Does Toronto even need a mayor?

Ivor Tossell on the case for giving Canada's largest city a ceremonial head of state

It’s mayor-picking time in Toronto, a season the locals can’t seem to get enough of. Even under non-calamitous circumstances, Toronto’s mayoral campaigns last a whole 10 months, from winter to fall. Now, Torontonians are being treated to a special bonus round of mayor-picking, after their last choice ran into trouble with conflict-of-interest law.

This go-around comes with extra excitement, since it’s still possible that the new mayor could be appointed rather than elected. Technically, council can appoint anyone. They could appoint Rob Ford. They could appoint Rob Ford’s mom. They could try to appoint you. This might be a good time to make that trip to the exact opposite side of the planet you’ve been putting off, just in case.

This week, Ford won a stay of the judgment removing him from office, allowing him to stay mayor until his appeal is heard in early January. This wasn’t unexpected. From here, one of three things could happen: If he wins his appeal (and I’ll spare you the amateur odds-making on this front), he stays mayor. If he loses, council has 60 days in which to either appoint a successor or call a by-election. For now, we wait.

There’s quite a bit of conversation about what kind of mayor the next mayor should be. Should it be a centrist, who, as the Globe’s Marcus Gee suggests, could help stabilize Toronto’s oscillation between doctrinaire left-wingers and off-kilter right-wingers? Downtowner or a suburbanite? Insider or outsider?

And then there’s the unmayor crowd: those who argue, rhetorically or not, that Toronto doesn’t need a mayor at all. As Adam Vaughan, Ford’s downtown nemesis, acidly pointed out this week, the city’s been working without a functional mayor for more than a year.

There’s truth to this. In his mayoral honeymoon, Ford handily won every vote that came to council. But by the fall of 2011, his support fell away amid a flurry of ill-advised initiatives and personal misadventures. Since then, Ford has had neither the political touch to build alliances, nor even the organization to corral his allies’ support. The city has floated on from one fiasco to the next, with its assembly of 44 councillors figuring things out amongst themselves.

For all that, Ford’s incapacity has not proven to be an entirely bad thing. Progressives have seen his worst excesses curbed, his budget cuts tempered, his definition of “waste” brought more in line with most citizens’ view. (Libraries: Not needless waste.) Conservatives still have a council that broadly leans in their direction, and one that’s still willing to put the vice on spending. Ford was still able to impose an aggressive, strike-free settlement on city unions, who may well have recognized that if Ford was willing to let his hidebound intransigence take himself off a cliff, he’d take them, too.
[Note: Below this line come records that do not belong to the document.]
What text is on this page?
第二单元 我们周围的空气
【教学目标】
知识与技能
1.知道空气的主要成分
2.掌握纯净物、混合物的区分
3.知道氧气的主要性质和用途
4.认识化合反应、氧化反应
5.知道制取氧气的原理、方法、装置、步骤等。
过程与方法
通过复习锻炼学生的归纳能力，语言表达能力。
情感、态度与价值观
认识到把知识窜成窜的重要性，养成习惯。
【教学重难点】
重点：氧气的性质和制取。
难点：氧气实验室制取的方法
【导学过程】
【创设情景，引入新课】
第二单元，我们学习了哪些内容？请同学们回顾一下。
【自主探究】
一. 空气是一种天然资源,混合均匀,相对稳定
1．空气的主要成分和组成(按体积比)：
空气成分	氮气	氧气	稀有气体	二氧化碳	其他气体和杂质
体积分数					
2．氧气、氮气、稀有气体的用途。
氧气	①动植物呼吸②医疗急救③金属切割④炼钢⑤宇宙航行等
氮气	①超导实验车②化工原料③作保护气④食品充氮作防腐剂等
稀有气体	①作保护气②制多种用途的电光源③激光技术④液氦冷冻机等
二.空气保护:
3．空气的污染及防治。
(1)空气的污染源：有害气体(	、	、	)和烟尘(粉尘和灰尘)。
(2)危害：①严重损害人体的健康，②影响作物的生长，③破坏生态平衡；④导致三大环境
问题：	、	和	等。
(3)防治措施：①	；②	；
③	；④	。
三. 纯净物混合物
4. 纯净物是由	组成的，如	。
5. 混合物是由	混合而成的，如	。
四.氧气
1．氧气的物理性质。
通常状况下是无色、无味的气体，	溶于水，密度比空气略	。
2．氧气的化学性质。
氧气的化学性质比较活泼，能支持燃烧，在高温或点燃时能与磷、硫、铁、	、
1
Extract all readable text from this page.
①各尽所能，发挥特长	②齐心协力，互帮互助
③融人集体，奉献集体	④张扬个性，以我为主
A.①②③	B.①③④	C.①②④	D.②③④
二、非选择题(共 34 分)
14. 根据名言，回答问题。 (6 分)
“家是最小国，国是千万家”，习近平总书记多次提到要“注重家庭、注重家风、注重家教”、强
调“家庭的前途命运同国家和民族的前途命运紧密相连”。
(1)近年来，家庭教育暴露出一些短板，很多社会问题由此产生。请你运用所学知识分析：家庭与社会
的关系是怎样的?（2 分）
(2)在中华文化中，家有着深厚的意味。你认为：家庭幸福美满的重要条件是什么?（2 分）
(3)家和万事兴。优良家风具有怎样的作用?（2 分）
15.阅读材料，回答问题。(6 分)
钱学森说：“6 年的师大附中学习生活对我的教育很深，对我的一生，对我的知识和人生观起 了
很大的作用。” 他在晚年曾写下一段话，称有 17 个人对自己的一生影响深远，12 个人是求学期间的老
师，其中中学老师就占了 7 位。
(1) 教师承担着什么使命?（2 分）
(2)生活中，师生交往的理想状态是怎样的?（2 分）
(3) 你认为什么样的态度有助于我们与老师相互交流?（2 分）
The city is now on the brink of having a more productive conversation about funding transit than it’s had in years: The left and right are both talking about going directly to the taxpayers to fund the expansion that everyone agrees the city needs. The mayor’s attempts to ram through a nonsensical plan—and his subsequent firing of the TTC boss who wouldn’t back it—had a bracing effect. When Ford’s bull-headed partisanship went from difficult to disconcerting, working together gained a certain cachet. If a new mayor is elected who—unlike Ford—actually wields partisanship effectively, a return to the dreary status quo is inevitable.

In Toronto, there’s not a lot of set rules about the mayor’s job description. The law says that the mayor is supposed to lead council, but doesn’t specify how. The law also says that the mayor is supposed to act as the city’s “Chief Executive Officer,” which is an odd title, since it comes with no formal power other than a mandate to further the city’s interests and act as an all-around civic booster—essentially, to act as a ceremonial head of state.

All this being the case, why not just re-appoint Ford? There’s an argument for it, as Thomas Walkom pointed out in the Star. The problem with Ford is that, even as an inert quantity in the mayor’s office, he makes a lousy head of state. He is not stately. One never knows exactly what state he’s in. This is a bad combination for someone who’s in the representation game. It’s hard to argue that Ford is a net positive for the city’s image of itself, or for its stature on the national or world stage.

If turning the city council into a mayorless, Occupy-style collective would prove too much of a stretch (“Mic check!” “Mic check!” “I’ll kick you in the nuts and the face at the same time!”) then why not appoint a mayor on the understanding that his or her job is to serve as a ceremonial leader while the city gets its act together. What’s Adrienne Clarkson doing these days? She knows this turf. She could attend ribbon-cuttings and proclamations. She could lead missions of cultural exchange to the far north, or Barrie. She could do anything she likes, really, as long as it fits in the mayor’s budget and she keeps her nose out of transit policy. Or appoint an athlete, or a poet, or Drake or Don Cherry or some minor member of the royal family. Toronto’s grand experiment in leaderless government is just starting to bear fruit. Why stop now?